Vergleichen wir das mit dem Gesamtbild der Kriminalität. Chainalysis schätzt den Wert gestohlener Gelder im Jahr 2025 auf 3,4 Milliarden US-Dollar. Allein Phishing-Angriffe, die auf den Diebstahl von Wallets abzielen, kosteten die Nutzer im Jahr 2025 83,85 Millionen US-Dollar – trotz eines Rückgangs von 83 % gegenüber dem Vorjahr. Die Hardware-Wallet erfüllt ihren Zweck. Der Nutzer ist das Opfer.
Sollten Sie sich eine Krypto-Wallet von Trezor zulegen?

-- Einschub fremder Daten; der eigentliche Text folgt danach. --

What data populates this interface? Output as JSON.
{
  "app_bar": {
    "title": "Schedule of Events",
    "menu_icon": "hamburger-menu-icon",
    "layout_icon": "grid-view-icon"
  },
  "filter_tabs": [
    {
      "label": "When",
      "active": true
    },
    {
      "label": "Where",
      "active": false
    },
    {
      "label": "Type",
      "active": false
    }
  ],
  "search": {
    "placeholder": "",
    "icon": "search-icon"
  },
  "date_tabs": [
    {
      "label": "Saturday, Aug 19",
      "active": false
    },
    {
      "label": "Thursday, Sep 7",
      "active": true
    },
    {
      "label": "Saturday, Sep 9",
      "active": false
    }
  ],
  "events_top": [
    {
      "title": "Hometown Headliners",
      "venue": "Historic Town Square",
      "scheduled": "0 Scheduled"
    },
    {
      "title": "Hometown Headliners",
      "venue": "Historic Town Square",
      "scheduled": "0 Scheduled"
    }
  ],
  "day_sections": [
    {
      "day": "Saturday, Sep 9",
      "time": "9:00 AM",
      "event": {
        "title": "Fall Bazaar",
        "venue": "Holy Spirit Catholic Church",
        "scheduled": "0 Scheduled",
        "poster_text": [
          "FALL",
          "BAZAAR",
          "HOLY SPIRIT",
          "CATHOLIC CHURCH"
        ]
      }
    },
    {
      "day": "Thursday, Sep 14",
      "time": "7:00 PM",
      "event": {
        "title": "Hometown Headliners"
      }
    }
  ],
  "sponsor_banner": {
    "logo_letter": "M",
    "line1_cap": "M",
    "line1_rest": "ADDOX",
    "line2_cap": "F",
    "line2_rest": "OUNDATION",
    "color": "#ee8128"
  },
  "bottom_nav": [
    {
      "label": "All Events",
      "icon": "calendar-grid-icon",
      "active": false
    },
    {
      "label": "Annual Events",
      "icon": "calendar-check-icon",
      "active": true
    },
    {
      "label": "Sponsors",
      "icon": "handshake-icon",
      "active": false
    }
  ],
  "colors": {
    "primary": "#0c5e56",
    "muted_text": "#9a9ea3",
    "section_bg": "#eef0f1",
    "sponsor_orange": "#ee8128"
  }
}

Wenn Sie mehr Kryptowährung besitzen, als Sie an einem einzigen Nachmittag verschmerzen könnten, dann ja. Der günstigste Trezor kostet derzeit 79 US-Dollar, und das ist nur ein Bruchteil dessen, was ein typischer Privatanwender an einer Börse besitzt. Die Einrichtung dauert nur 15 Minuten. Der Lernaufwand ist gering, wenn Sie den Wiederherstellungsschlüssel wie Ihren einzigen Hausschlüssel behandeln – denn genau das ist er.
Wenn Ihre Situation anders ist (Sie handeln aktiv, benötigen sofortigen Zugriff auf Ihre Börsen, Ihr Guthaben ist so gering, dass sich der Aufwand nicht lohnt), dann ist eine Hot Wallet auf Ihrem Smartphone ausreichend. Cold Storage ist nicht für jeden die richtige Lösung. Es ist jedoch die richtige Lösung für fast jeden, der ein Guthaben besitzt, das es zu schützen gilt, und der sich derzeit auf das Passwort einer anderen Person verlässt.
Die Gesamtentwicklung deutet in dieselbe Richtung. Der Markt für Hardware-Wallets wird bis 2025 voraussichtlich um 31 % wachsen, die Nutzung institutioneller Cold-Storage-Lösungen hat sich im Vergleich zum Vorjahr um etwa die Hälfte erhöht, und die Apps sind für technisch weniger versierte Nutzer so einfach zu bedienen wie nie zuvor. Zwölf Jahre nach dem ersten Trezor One ist eine kleine Box, die weniger kostet als ein schickes Abendessen, immer noch die einfachste Möglichkeit, die eigenen Ersparnisse unabhängig von fremden Passwörtern zu schützen.